Your case will be dismissed if you do not attend the meeting of creditors. However, it will probably be dismissed without prejudice, which means that you can file again at any time. (If you file again within one year, you will need to file an additional motion with the court to trigger the automatic stay.)
Meeting of Creditors Under Chapter 7
The meeting will happen 21 to 40 days after you file for bankruptcy. Five business days before the meeting, the trustee will look through your paperwork to make sure that your identity is accurate, you have accurately depicted your finances, and you have not committed bankruptcy fraud. Some of the documents that the trustee will review may include bank statements, pay stubs, tax returns, deeds to real estate, car titles, mortgages, and proof of insurance.

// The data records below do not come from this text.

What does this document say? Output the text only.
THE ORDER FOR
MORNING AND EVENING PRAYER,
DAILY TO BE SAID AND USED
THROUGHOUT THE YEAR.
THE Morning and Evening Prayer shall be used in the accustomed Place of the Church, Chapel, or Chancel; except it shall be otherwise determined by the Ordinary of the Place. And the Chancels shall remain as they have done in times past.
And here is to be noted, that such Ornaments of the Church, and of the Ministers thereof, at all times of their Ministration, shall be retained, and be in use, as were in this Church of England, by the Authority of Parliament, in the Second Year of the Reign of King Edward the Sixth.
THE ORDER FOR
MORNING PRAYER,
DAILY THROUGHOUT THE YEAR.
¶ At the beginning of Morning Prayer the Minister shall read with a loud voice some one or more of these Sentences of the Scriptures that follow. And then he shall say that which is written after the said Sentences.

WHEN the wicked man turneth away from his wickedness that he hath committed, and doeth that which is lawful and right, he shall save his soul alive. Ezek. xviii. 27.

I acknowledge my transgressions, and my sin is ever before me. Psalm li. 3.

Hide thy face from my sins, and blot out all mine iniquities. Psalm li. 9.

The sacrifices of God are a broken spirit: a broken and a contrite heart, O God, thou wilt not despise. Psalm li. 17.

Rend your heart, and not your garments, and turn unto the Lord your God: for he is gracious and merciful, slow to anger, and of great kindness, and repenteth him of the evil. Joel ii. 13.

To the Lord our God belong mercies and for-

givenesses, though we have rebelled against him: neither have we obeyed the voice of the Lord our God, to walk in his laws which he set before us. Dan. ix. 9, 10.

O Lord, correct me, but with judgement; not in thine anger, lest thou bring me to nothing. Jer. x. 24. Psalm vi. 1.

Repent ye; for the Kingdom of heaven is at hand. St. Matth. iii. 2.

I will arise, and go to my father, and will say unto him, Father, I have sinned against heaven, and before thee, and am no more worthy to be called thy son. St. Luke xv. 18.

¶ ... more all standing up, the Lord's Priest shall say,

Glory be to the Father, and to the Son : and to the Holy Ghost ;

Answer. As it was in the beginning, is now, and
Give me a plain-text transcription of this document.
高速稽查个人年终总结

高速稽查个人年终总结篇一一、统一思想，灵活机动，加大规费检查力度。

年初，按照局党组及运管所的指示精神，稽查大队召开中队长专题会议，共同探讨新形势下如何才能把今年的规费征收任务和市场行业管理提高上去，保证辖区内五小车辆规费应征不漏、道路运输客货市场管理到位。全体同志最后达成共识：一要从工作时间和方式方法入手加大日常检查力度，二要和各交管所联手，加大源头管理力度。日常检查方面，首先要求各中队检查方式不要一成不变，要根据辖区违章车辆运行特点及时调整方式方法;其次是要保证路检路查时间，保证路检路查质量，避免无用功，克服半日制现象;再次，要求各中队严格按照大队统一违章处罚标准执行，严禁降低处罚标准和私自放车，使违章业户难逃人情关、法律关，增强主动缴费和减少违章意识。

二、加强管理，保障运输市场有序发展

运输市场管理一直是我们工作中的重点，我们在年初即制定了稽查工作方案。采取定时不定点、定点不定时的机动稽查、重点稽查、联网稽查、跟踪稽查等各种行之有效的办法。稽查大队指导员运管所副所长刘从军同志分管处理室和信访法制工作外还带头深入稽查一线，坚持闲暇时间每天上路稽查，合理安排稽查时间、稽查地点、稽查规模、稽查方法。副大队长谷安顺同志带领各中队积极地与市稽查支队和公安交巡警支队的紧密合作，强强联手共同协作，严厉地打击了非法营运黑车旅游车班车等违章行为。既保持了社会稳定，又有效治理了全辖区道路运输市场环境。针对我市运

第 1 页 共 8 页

You will need to prove your identity at the meeting, which involves bringing a photo ID and proof of your Social Security number. If you do not provide this information, the trustee will reschedule the meeting or arrange to have you provide the information later. If you need to provide the trustee with additional documents to supplement those in your initial filing, you should bring them to this hearing. This also may result in the hearing being rescheduled so that the trustee can examine them.
Before the meeting, you will read a booklet with information about what to expect. If you owe child support or if you do not have an attorney, you will need to complete additional paperwork. When the meeting starts, you will provide your identity documents and swear under oath to answer the questions truthfully. The meeting starts with questions from the trustee. These will cover straightforward issues, including whether you listed all of your property on the petition, whether your situation has changed since the filing, and whether you are owed money or are likely to receive an inheritance. Your attorney can advise you on the types of questions that the trustee may ask. Creditors then will ask you questions about your situation, if they have any. If no complexities arise, the meeting may end in 10 or 15 minutes.
Meeting of Creditors Under Chapter 13
The Section 341 meeting under Chapter 13 bears many similarities to the meeting under Chapter 7. The bankruptcy trustee will review the documents that you filed describing your finances, including your assets, income, debts, and expenses, as well as your proposed repayment plan. The meeting will happen between 21 and 50 days after you file for bankruptcy. As with Chapter 7, you will need to bring proof of your identity through a photo ID and your Social Security number. If you have an attorney, they will attend the meeting with you, but a judge will not be present.
The bankruptcy trustee will start by asking you questions about issues such as the value of your property and debts, the sources of your income, your family situation, and the expenses that you claim are reasonable and necessary to support your family and you. They also may ask whether you have started making payments as proposed under your plan. (The trustee will hold these funds in trust and distribute the payments among creditors once your plan is approved.)
After the trustee finishes their questions, your creditors can ask questions related to the specific debts that you owe. In many cases, creditors will not appear at this meeting but may file written objections to the repayment plan. These objections will be resolved through later hearings.